I have deployed the cluster with that configuration and successfully migrated vault-0. It sounds like I need to figure out how to get the last 4 pods unsealed before I can proceed. If they’re not migrated I just don’t understand how I can do that. None of them are initialized.

If I initialize them I can unseal them, but then they’re a standalone raft instance and won’t join to vault-0. It seems like a catch 22, but surely I’m overlooking something. I’m wondering if I need to provide certs in the retry_join block. But I can run wget --no-check-certificate https://vault-0.vault-internal:8200/ui/ from vault-1. I don’t have curl available, but I did check wget --no-check-certificate --post-data 'leader_api_addr=https://vault-0.vault-internal:8200' https://vault-0.vault-internal:8200/v1/sys/storage/raft/join from vault-1 and got a 400 bad request.

Here’s an example calling /sys/health on vault-0 from vault-1 to make sure we have network access.


~ $ hostname
vault-1
~ $ wget --no-check-certificate https://vault-0.vault-internal:8200/v1/sys/health
Connecting to vault-0.vault-internal:8200 (10.200.8.199:8200)
saving to 'health'
health               100% |**************************************************************************************************************************************************************|   295  0:00:00 ETA
'health' saved
~ $ cat health
{"initialized":true,"sealed":false,"standby":false,"performance_standby":false,"replication_performance_mode":"disabled","replication_dr_mode":"disabled","server_time_utc":161655415,"version":"1.12.0","cluster_name":"vault-cluster-b87d9bd7","cluster_id":"c049b162-5048-4425-68f7-3122a70c1138"}

The way it works, is once a join succeeds (either because of retry_join or vault operator raft join) the node attempting to join enters a kind of “provisionally initialised” state, where it has learnt the basic seal configuration from the node it wants to join.

From that state, it attempts to unseal, and finish the join.

You have mentioned

and yes you do, if the cert being used for the Vault API is one that is not trusted by the default trusted CAs of the OS in the Vault container.

This would certainly prevent your nodes joining.

Documentation on option names in the retry_join block can be found at Integrated Storage - Storage Backends - Configuration | Vault | HashiCorp Developer

Do you think I need to redo the certificates? Right now they are self-signed using something like this,

openssl x509 -req -sha256 -days 730 -in ./snakeoil.csr -signkey ./privkey.pem -out ./fullchain.pem
openssl req -new -newkey rsa:4096 -nodes -keyout ./privkey.pem -out ./snakeoil.csr -subj "..."

These are what the listener has been configured with for quite some time.
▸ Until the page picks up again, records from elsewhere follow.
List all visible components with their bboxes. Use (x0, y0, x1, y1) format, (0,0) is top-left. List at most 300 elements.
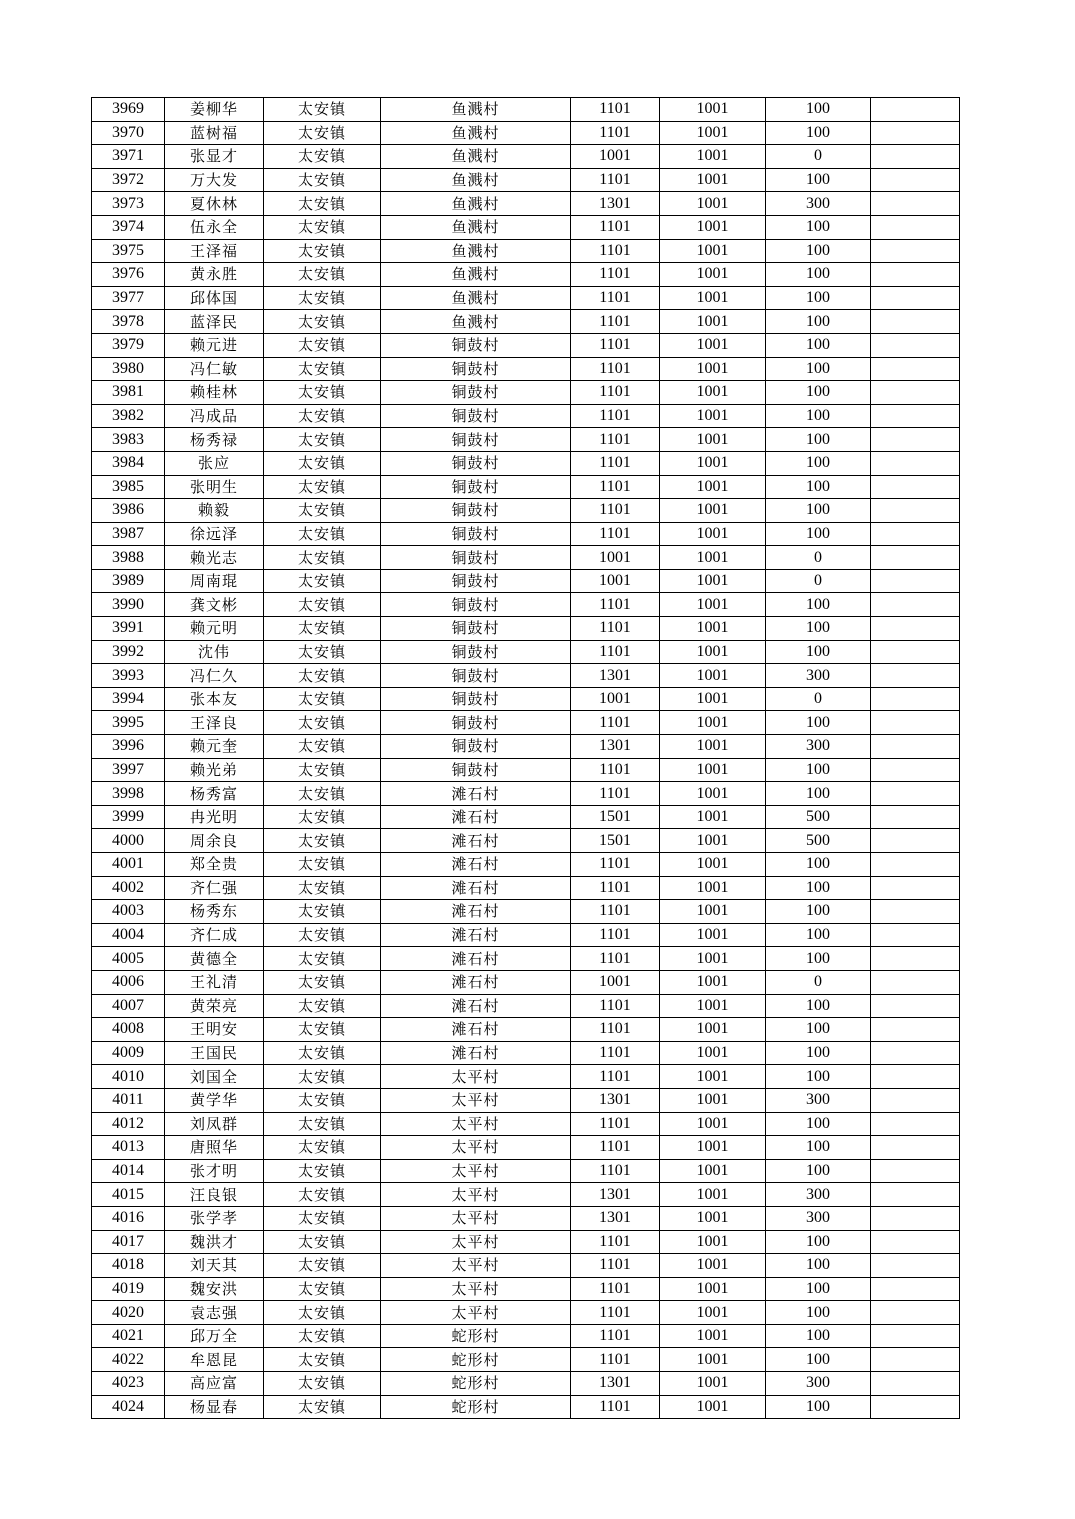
cell-amount: 300 (766, 735, 871, 759)
cell-index: 4008 (92, 1018, 165, 1042)
cell-name: 黄德全 (165, 947, 264, 971)
cell-town: 太安镇 (264, 687, 381, 711)
cell-index: 3970 (92, 121, 165, 145)
cell-name: 周余良 (165, 829, 264, 853)
table-row (92, 1206, 960, 1230)
cell-note (871, 522, 960, 546)
cell-note (871, 735, 960, 759)
table-row (92, 239, 960, 263)
cell-village: 太平村 (381, 1112, 571, 1136)
cell-note (871, 1230, 960, 1254)
cell-village: 鱼溅村 (381, 192, 571, 216)
cell-note (871, 1206, 960, 1230)
table-row (92, 1159, 960, 1183)
cell-town: 太安镇 (264, 98, 381, 122)
cell-town: 太安镇 (264, 711, 381, 735)
cell-note (871, 404, 960, 428)
table-row (92, 310, 960, 334)
cell-village: 滩石村 (381, 829, 571, 853)
cell-town: 太安镇 (264, 994, 381, 1018)
cell-town: 太安镇 (264, 1159, 381, 1183)
cell-amount: 100 (766, 853, 871, 877)
table-row (92, 1088, 960, 1112)
cell-note (871, 145, 960, 169)
cell-index: 4016 (92, 1206, 165, 1230)
cell-village: 太平村 (381, 1183, 571, 1207)
cell-name: 沈伟 (165, 640, 264, 664)
table-row (92, 404, 960, 428)
cell-code-b: 1001 (660, 239, 766, 263)
cell-amount: 100 (766, 239, 871, 263)
cell-town: 太安镇 (264, 569, 381, 593)
cell-village: 铜鼓村 (381, 546, 571, 570)
cell-amount: 100 (766, 168, 871, 192)
cell-note (871, 1136, 960, 1160)
cell-town: 太安镇 (264, 168, 381, 192)
cell-code-a: 1301 (571, 192, 660, 216)
cell-note (871, 1395, 960, 1419)
cell-code-b: 1001 (660, 640, 766, 664)
cell-name: 唐照华 (165, 1136, 264, 1160)
cell-code-b: 1001 (660, 1348, 766, 1372)
cell-amount: 500 (766, 805, 871, 829)
cell-town: 太安镇 (264, 970, 381, 994)
cell-index: 3984 (92, 451, 165, 475)
cell-code-b: 1001 (660, 970, 766, 994)
cell-code-a: 1101 (571, 1348, 660, 1372)
cell-name: 王国民 (165, 1041, 264, 1065)
cell-town: 太安镇 (264, 735, 381, 759)
table-row (92, 994, 960, 1018)
cell-code-b: 1001 (660, 333, 766, 357)
table-row (92, 121, 960, 145)
cell-index: 4020 (92, 1301, 165, 1325)
cell-note (871, 451, 960, 475)
cell-note (871, 687, 960, 711)
cell-index: 3976 (92, 263, 165, 287)
cell-note (871, 923, 960, 947)
cell-index: 3998 (92, 782, 165, 806)
cell-name: 万大发 (165, 168, 264, 192)
cell-note (871, 121, 960, 145)
cell-name: 赖元明 (165, 617, 264, 641)
cell-index: 3988 (92, 546, 165, 570)
cell-code-b: 1001 (660, 782, 766, 806)
cell-amount: 100 (766, 640, 871, 664)
cell-name: 伍永全 (165, 215, 264, 239)
table-row (92, 664, 960, 688)
cell-village: 铜鼓村 (381, 404, 571, 428)
cell-town: 太安镇 (264, 428, 381, 452)
cell-code-a: 1101 (571, 121, 660, 145)
cell-code-b: 1001 (660, 286, 766, 310)
cell-code-b: 1001 (660, 1254, 766, 1278)
cell-name: 刘凤群 (165, 1112, 264, 1136)
cell-amount: 0 (766, 145, 871, 169)
cell-index: 3972 (92, 168, 165, 192)
cell-amount: 0 (766, 546, 871, 570)
cell-index: 4005 (92, 947, 165, 971)
cell-name: 龚文彬 (165, 593, 264, 617)
cell-code-a: 1101 (571, 853, 660, 877)
cell-index: 3995 (92, 711, 165, 735)
cell-name: 徐远泽 (165, 522, 264, 546)
cell-village: 太平村 (381, 1206, 571, 1230)
cell-code-b: 1001 (660, 1206, 766, 1230)
cell-amount: 0 (766, 687, 871, 711)
cell-note (871, 215, 960, 239)
cell-note (871, 1112, 960, 1136)
cell-code-b: 1001 (660, 1018, 766, 1042)
cell-note (871, 853, 960, 877)
table-row (92, 1277, 960, 1301)
cell-index: 3980 (92, 357, 165, 381)
cell-index: 4000 (92, 829, 165, 853)
cell-index: 4012 (92, 1112, 165, 1136)
cell-town: 太安镇 (264, 1136, 381, 1160)
cell-code-a: 1101 (571, 239, 660, 263)
cell-name: 王泽良 (165, 711, 264, 735)
cell-village: 铜鼓村 (381, 758, 571, 782)
cell-code-a: 1001 (571, 569, 660, 593)
cell-village: 滩石村 (381, 853, 571, 877)
cell-index: 3993 (92, 664, 165, 688)
cell-town: 太安镇 (264, 145, 381, 169)
cell-code-b: 1001 (660, 1112, 766, 1136)
cell-code-a: 1001 (571, 546, 660, 570)
cell-amount: 100 (766, 1136, 871, 1160)
cell-index: 3973 (92, 192, 165, 216)
cell-village: 滩石村 (381, 782, 571, 806)
cell-amount: 100 (766, 900, 871, 924)
cell-index: 3977 (92, 286, 165, 310)
cell-index: 4010 (92, 1065, 165, 1089)
cell-village: 铜鼓村 (381, 664, 571, 688)
cell-note (871, 711, 960, 735)
cell-code-b: 1001 (660, 1277, 766, 1301)
cell-code-b: 1001 (660, 381, 766, 405)
table-row (92, 333, 960, 357)
cell-code-a: 1101 (571, 876, 660, 900)
cell-index: 4021 (92, 1324, 165, 1348)
cell-amount: 0 (766, 970, 871, 994)
cell-town: 太安镇 (264, 876, 381, 900)
cell-code-a: 1001 (571, 970, 660, 994)
cell-code-b: 1001 (660, 499, 766, 523)
cell-amount: 100 (766, 499, 871, 523)
cell-name: 魏安洪 (165, 1277, 264, 1301)
cell-code-a: 1101 (571, 98, 660, 122)
cell-note (871, 333, 960, 357)
cell-village: 鱼溅村 (381, 263, 571, 287)
table-row (92, 876, 960, 900)
cell-village: 鱼溅村 (381, 121, 571, 145)
cell-village: 鱼溅村 (381, 98, 571, 122)
cell-note (871, 1065, 960, 1089)
cell-town: 太安镇 (264, 451, 381, 475)
cell-code-b: 1001 (660, 168, 766, 192)
cell-note (871, 546, 960, 570)
cell-code-a: 1301 (571, 1183, 660, 1207)
cell-note (871, 805, 960, 829)
cell-code-a: 1101 (571, 451, 660, 475)
cell-code-b: 1001 (660, 428, 766, 452)
cell-name: 高应富 (165, 1372, 264, 1396)
cell-index: 4023 (92, 1372, 165, 1396)
table-row (92, 522, 960, 546)
cell-amount: 100 (766, 1159, 871, 1183)
cell-town: 太安镇 (264, 1230, 381, 1254)
cell-note (871, 357, 960, 381)
cell-town: 太安镇 (264, 357, 381, 381)
cell-town: 太安镇 (264, 1277, 381, 1301)
cell-code-a: 1101 (571, 215, 660, 239)
cell-index: 3983 (92, 428, 165, 452)
cell-amount: 100 (766, 286, 871, 310)
cell-note (871, 1254, 960, 1278)
cell-code-b: 1001 (660, 192, 766, 216)
cell-code-a: 1101 (571, 923, 660, 947)
cell-amount: 100 (766, 357, 871, 381)
cell-amount: 100 (766, 1277, 871, 1301)
cell-town: 太安镇 (264, 1065, 381, 1089)
cell-note (871, 994, 960, 1018)
cell-amount: 100 (766, 994, 871, 1018)
cell-village: 铜鼓村 (381, 333, 571, 357)
cell-code-a: 1101 (571, 310, 660, 334)
cell-code-a: 1101 (571, 1159, 660, 1183)
cell-index: 3974 (92, 215, 165, 239)
cell-index: 4007 (92, 994, 165, 1018)
cell-amount: 500 (766, 829, 871, 853)
cell-amount: 100 (766, 215, 871, 239)
cell-village: 蛇形村 (381, 1395, 571, 1419)
cell-town: 太安镇 (264, 239, 381, 263)
cell-code-b: 1001 (660, 451, 766, 475)
cell-code-a: 1101 (571, 782, 660, 806)
cell-amount: 100 (766, 923, 871, 947)
cell-code-a: 1101 (571, 994, 660, 1018)
cell-town: 太安镇 (264, 522, 381, 546)
cell-amount: 100 (766, 876, 871, 900)
cell-note (871, 263, 960, 287)
cell-code-a: 1101 (571, 1065, 660, 1089)
cell-index: 3997 (92, 758, 165, 782)
cell-code-a: 1101 (571, 263, 660, 287)
cell-village: 滩石村 (381, 970, 571, 994)
table-row (92, 947, 960, 971)
cell-town: 太安镇 (264, 1254, 381, 1278)
cell-code-a: 1001 (571, 687, 660, 711)
table-row (92, 569, 960, 593)
cell-code-b: 1001 (660, 1301, 766, 1325)
cell-amount: 100 (766, 310, 871, 334)
table-row (92, 1324, 960, 1348)
cell-code-b: 1001 (660, 1041, 766, 1065)
cell-name: 张应 (165, 451, 264, 475)
cell-name: 姜柳华 (165, 98, 264, 122)
cell-code-a: 1301 (571, 1088, 660, 1112)
table-row (92, 593, 960, 617)
cell-amount: 100 (766, 381, 871, 405)
table-row (92, 640, 960, 664)
cell-index: 3990 (92, 593, 165, 617)
cell-amount: 100 (766, 711, 871, 735)
cell-town: 太安镇 (264, 1088, 381, 1112)
cell-code-a: 1101 (571, 428, 660, 452)
cell-town: 太安镇 (264, 1206, 381, 1230)
cell-town: 太安镇 (264, 310, 381, 334)
cell-village: 太平村 (381, 1254, 571, 1278)
cell-code-b: 1001 (660, 1159, 766, 1183)
cell-name: 刘国全 (165, 1065, 264, 1089)
cell-note (871, 876, 960, 900)
cell-code-b: 1001 (660, 98, 766, 122)
cell-name: 蓝泽民 (165, 310, 264, 334)
cell-note (871, 1324, 960, 1348)
cell-town: 太安镇 (264, 263, 381, 287)
cell-code-b: 1001 (660, 758, 766, 782)
cell-code-a: 1101 (571, 1230, 660, 1254)
cell-village: 铜鼓村 (381, 687, 571, 711)
cell-village: 铜鼓村 (381, 357, 571, 381)
cell-code-a: 1301 (571, 1206, 660, 1230)
cell-index: 3979 (92, 333, 165, 357)
cell-index: 4019 (92, 1277, 165, 1301)
cell-name: 赖桂林 (165, 381, 264, 405)
table-row (92, 1041, 960, 1065)
cell-code-a: 1101 (571, 1254, 660, 1278)
cell-code-a: 1101 (571, 1136, 660, 1160)
cell-village: 滩石村 (381, 923, 571, 947)
cell-code-b: 1001 (660, 522, 766, 546)
table-row (92, 475, 960, 499)
cell-amount: 100 (766, 522, 871, 546)
cell-name: 冯成品 (165, 404, 264, 428)
cell-index: 3999 (92, 805, 165, 829)
cell-code-b: 1001 (660, 876, 766, 900)
cell-index: 4009 (92, 1041, 165, 1065)
table-row (92, 1183, 960, 1207)
cell-index: 3985 (92, 475, 165, 499)
cell-note (871, 310, 960, 334)
cell-amount: 100 (766, 1065, 871, 1089)
cell-amount: 300 (766, 1088, 871, 1112)
cell-code-a: 1501 (571, 829, 660, 853)
table-row (92, 1372, 960, 1396)
cell-amount: 100 (766, 617, 871, 641)
table-row (92, 1230, 960, 1254)
cell-code-a: 1101 (571, 711, 660, 735)
cell-code-b: 1001 (660, 711, 766, 735)
table-row (92, 215, 960, 239)
cell-name: 齐仁成 (165, 923, 264, 947)
cell-village: 太平村 (381, 1065, 571, 1089)
cell-amount: 100 (766, 1112, 871, 1136)
table-row (92, 782, 960, 806)
cell-code-a: 1101 (571, 333, 660, 357)
cell-note (871, 168, 960, 192)
cell-note (871, 1348, 960, 1372)
table-row (92, 286, 960, 310)
cell-name: 魏洪才 (165, 1230, 264, 1254)
cell-town: 太安镇 (264, 1301, 381, 1325)
cell-village: 太平村 (381, 1159, 571, 1183)
cell-code-a: 1301 (571, 664, 660, 688)
cell-town: 太安镇 (264, 617, 381, 641)
cell-amount: 100 (766, 1348, 871, 1372)
cell-town: 太安镇 (264, 1395, 381, 1419)
cell-code-b: 1001 (660, 569, 766, 593)
cell-index: 4015 (92, 1183, 165, 1207)
cell-code-b: 1001 (660, 1065, 766, 1089)
table-row (92, 499, 960, 523)
cell-name: 黄学华 (165, 1088, 264, 1112)
cell-index: 3978 (92, 310, 165, 334)
cell-name: 齐仁强 (165, 876, 264, 900)
cell-town: 太安镇 (264, 1348, 381, 1372)
cell-code-b: 1001 (660, 923, 766, 947)
cell-village: 铜鼓村 (381, 640, 571, 664)
cell-amount: 100 (766, 121, 871, 145)
cell-code-a: 1101 (571, 900, 660, 924)
cell-code-b: 1001 (660, 593, 766, 617)
cell-town: 太安镇 (264, 758, 381, 782)
table-row (92, 711, 960, 735)
table-row (92, 758, 960, 782)
cell-code-a: 1101 (571, 381, 660, 405)
cell-name: 张显才 (165, 145, 264, 169)
cell-village: 铜鼓村 (381, 617, 571, 641)
cell-code-b: 1001 (660, 121, 766, 145)
cell-note (871, 947, 960, 971)
cell-note (871, 428, 960, 452)
cell-village: 铜鼓村 (381, 381, 571, 405)
cell-village: 太平村 (381, 1230, 571, 1254)
cell-name: 张学孝 (165, 1206, 264, 1230)
table-row (92, 1254, 960, 1278)
cell-village: 滩石村 (381, 947, 571, 971)
cell-amount: 100 (766, 593, 871, 617)
cell-town: 太安镇 (264, 1018, 381, 1042)
cell-town: 太安镇 (264, 923, 381, 947)
cell-note (871, 900, 960, 924)
cell-code-b: 1001 (660, 1395, 766, 1419)
cell-code-b: 1001 (660, 1136, 766, 1160)
cell-name: 周南琨 (165, 569, 264, 593)
cell-code-b: 1001 (660, 404, 766, 428)
cell-note (871, 1041, 960, 1065)
cell-village: 铜鼓村 (381, 499, 571, 523)
cell-village: 蛇形村 (381, 1324, 571, 1348)
cell-name: 赖元奎 (165, 735, 264, 759)
cell-amount: 100 (766, 98, 871, 122)
cell-amount: 100 (766, 404, 871, 428)
cell-village: 鱼溅村 (381, 168, 571, 192)
cell-note (871, 499, 960, 523)
cell-code-b: 1001 (660, 947, 766, 971)
cell-code-b: 1001 (660, 1183, 766, 1207)
cell-village: 滩石村 (381, 805, 571, 829)
cell-village: 滩石村 (381, 900, 571, 924)
cell-code-a: 1101 (571, 1301, 660, 1325)
cell-village: 铜鼓村 (381, 451, 571, 475)
cell-index: 3969 (92, 98, 165, 122)
cell-village: 鱼溅村 (381, 215, 571, 239)
cell-village: 蛇形村 (381, 1348, 571, 1372)
cell-village: 滩石村 (381, 1041, 571, 1065)
cell-town: 太安镇 (264, 900, 381, 924)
I thought I could reuse them, but I’m not sure what leader_ca_cert_file should be.

retry_join {
  leader_api_addr         = "https://vault-0.vault-internal:8200"
  leader_client_cert_file = "/vault/userconfig/vault-ssl-certs/fullchain.pem"
  leader_client_key_file  = "/vault/userconfig/vault-ssl-certs/privkey.pem"
}

I’m still seeing the same Gateway Timeout.

The leader_client_* family of options are only relevant if you’re doing TLS with client authentication, which is yet another layer of complexity on top of standard TLS. I don’t think you’re doing that?

IIUC the only setting you should be adding is leader_ca_cert_file pointing to your fullchain.pem.